7)     The discussion needs to be significantly broadened, because it is currently very poor. The authors mainly present basic information on the importance of selected adipokines in human biochemistry and pathobiochemistry. The results obtained in this work should be confronted with the results of other researchers in available scientific publications much more carefully and disseminated. What are the novel aspects of this work in relation to other publications should be discussed. The limitations of the study conducted should also be thoroughly discussed.

8)     The methodology of the conducted research has been precisely described. I have no additional comments.

9)     The conclusions, although correctly presented, are quite laconic. I suggest adding a few more sentences, e.g. in which the Authors will propose the most important directions for further research, which in their opinion imply the results obtained.

10) The work contains linguistic and editorial errors that should be corrected. I recommend that the text be subjected to additional linguistic proofreading before re-submitting the text for review.

11) I think the number of cited articles should be increased.

12) The list of references must be prepared in accordance with the requirements of the MDPI publishing house.

Author Response

Thank you for your thorough review, it has made our article better.

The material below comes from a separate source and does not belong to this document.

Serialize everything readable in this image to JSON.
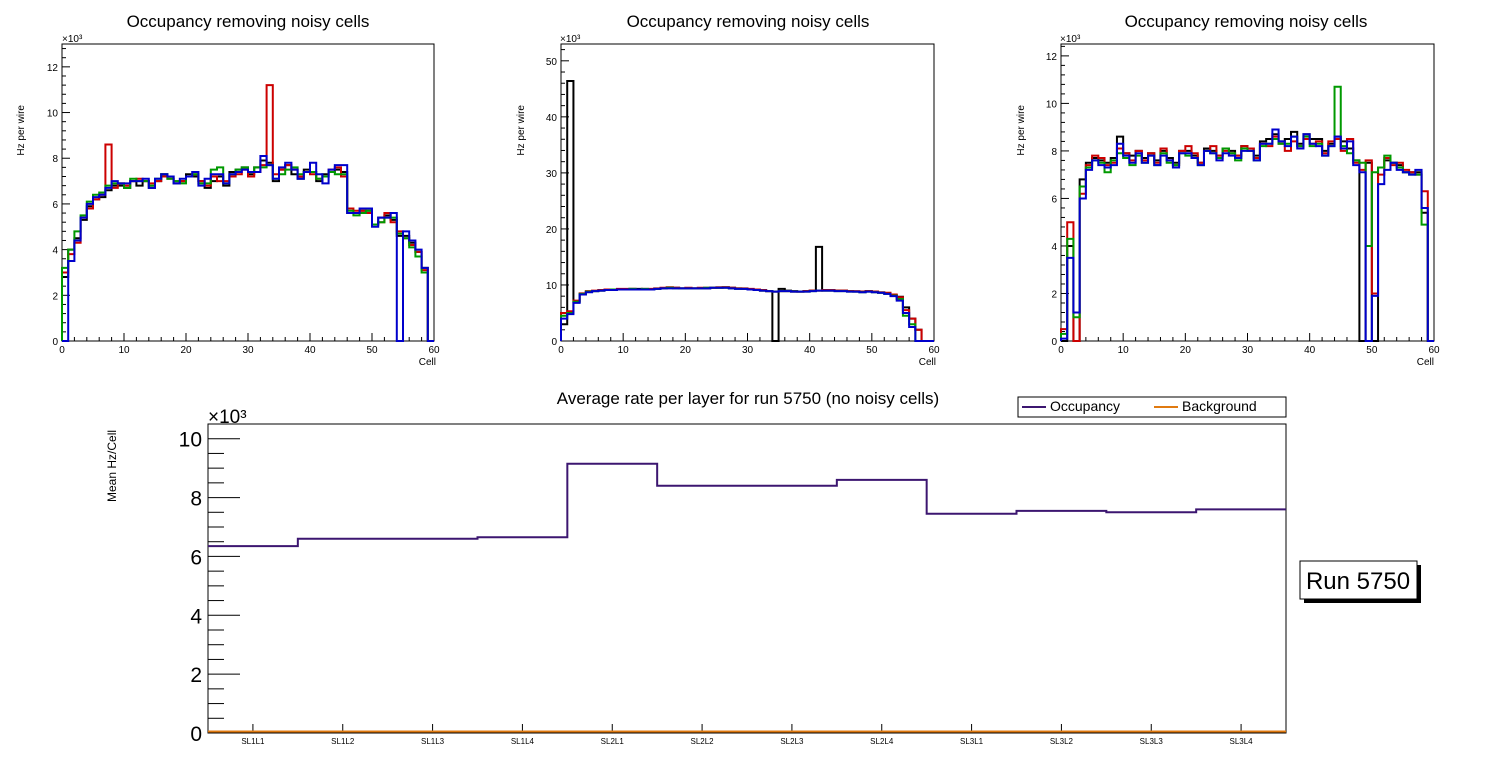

  1. We’ve added this information.
  2. We’ve changed the term "adipocytokines" to "adipokines."
  3. We’ve added this information.
  4. We agree that in the population of obese people, both metabolically unhealthy and metabolically healthy people can be distinguished [Smith GI, Mittendorfer B, Klein S. Metabolically healthy obesity: facts and fantasies. J Clin Invest. 2019;129(10):3978-3989. doi:10.1172/JCI129186]. But according to some studies, almost one-half of people with MHO developed Metabolic syndrome and had increased odds of CVD [Mongraw-Chaffin M, Foster MC, Anderson CAM, et al. Metabolically Healthy Obesity, Transition to Metabolic Syndrome, and Cardiovascular Risk. J Am Coll Cardiol. 2018;71(17):1857-1865. doi:10.1016/j.jacc.2018.02.055/]

We’ve expanded the introduction according to your comments. However, it seems to us that the information about metabolically healthy and unhealthy types of obesity does not quite fit into the concept of the article since all patients included in the study already initially have established coronary artery disease, which does not allow us to single out patients with metabolic healthy obesity. At the same time, there were patients whose BMI did not exceed normal values, while they were diagnosed with abdominal obesity by the value of waist circumference.

  1. We’ve added this information to the text.
  2. We agree with the remark and have deleted table 3 to avoid duplication of information.
  3. We have once again rechecked the results and expanded the discussion, and although the data contradict well-known studies, there are also several studies with similar contradictory results, which does not exclude the interference of any other factors.
  4. Thank you for your comment.
  5. We’ve expanded the conclusion section following your comment
  6. We understand that you have experienced difficulties due to poor translation quality. After editing, the article was checked by a professional translator
  7. We’ve increased the number of cited articles.
  8. We’ve prepared a list of references following the requirements of the MDPI publishing house.

Round 2

Reviewer 2 Report

The paper has been significantly improved. I have no further comments. I recommend it for publication in its current form.

Author Response

Thank you for your thorough review, it has made our article better.